Advances in connectivity systems is the third aspect that Bosch is working on. The company is developing connected systems that will alert connected vehicles with the position and speed of other vehicles. This system will greatly improve safety in the event of blind corners, crossroads, or in low visibility situations. Additionally, Bosch intends to implement an Emergency Call function that will automatically alert emergency services with your bike’s GPS location in the event of an accident.
The company is also working towards a cleaner future in terms of emissions. With the jump from BS-IV to BS-VI norms, the company has made significant improvements to its Engine Management System (EMS) that now produces a claimed 16 percent lesser CO2 emissions than conventional carburetor systems. With electric mobility gaining traction, Bosch also has a range of electric powertrain systems up to 20kW for light vehicles on offer.
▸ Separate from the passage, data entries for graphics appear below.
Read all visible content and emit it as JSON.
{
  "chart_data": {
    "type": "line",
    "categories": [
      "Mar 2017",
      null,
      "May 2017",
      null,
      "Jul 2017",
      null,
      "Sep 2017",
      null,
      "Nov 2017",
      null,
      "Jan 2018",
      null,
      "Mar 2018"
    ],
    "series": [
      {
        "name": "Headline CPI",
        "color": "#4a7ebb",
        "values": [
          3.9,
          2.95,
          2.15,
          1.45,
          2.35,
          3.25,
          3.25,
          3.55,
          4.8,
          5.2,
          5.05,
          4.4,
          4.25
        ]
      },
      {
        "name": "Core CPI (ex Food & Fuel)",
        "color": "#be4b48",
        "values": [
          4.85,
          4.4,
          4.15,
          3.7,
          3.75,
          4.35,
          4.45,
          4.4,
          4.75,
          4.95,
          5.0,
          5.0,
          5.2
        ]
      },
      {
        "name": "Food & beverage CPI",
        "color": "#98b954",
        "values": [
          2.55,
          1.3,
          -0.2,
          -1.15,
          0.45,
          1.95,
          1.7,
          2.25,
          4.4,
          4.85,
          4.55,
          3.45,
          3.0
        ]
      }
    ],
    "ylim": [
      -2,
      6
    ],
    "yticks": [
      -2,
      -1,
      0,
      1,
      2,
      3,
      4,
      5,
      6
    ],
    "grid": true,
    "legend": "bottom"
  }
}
India is one of the largest two-wheeler markets in the world, and so it is an integral part of the company’s plans for the future. Through its multiple development centres across the country, Bosch intends to create both category-specific technology and innovations that can be scaled up or down to cater to multiple segments. The company has said that one of the biggest obstacles it is facing is cutting down costs of technology. That said, Bosch believes that the government making emission and safety norms stricter will allow for more of its technology to easily enter the Indian market.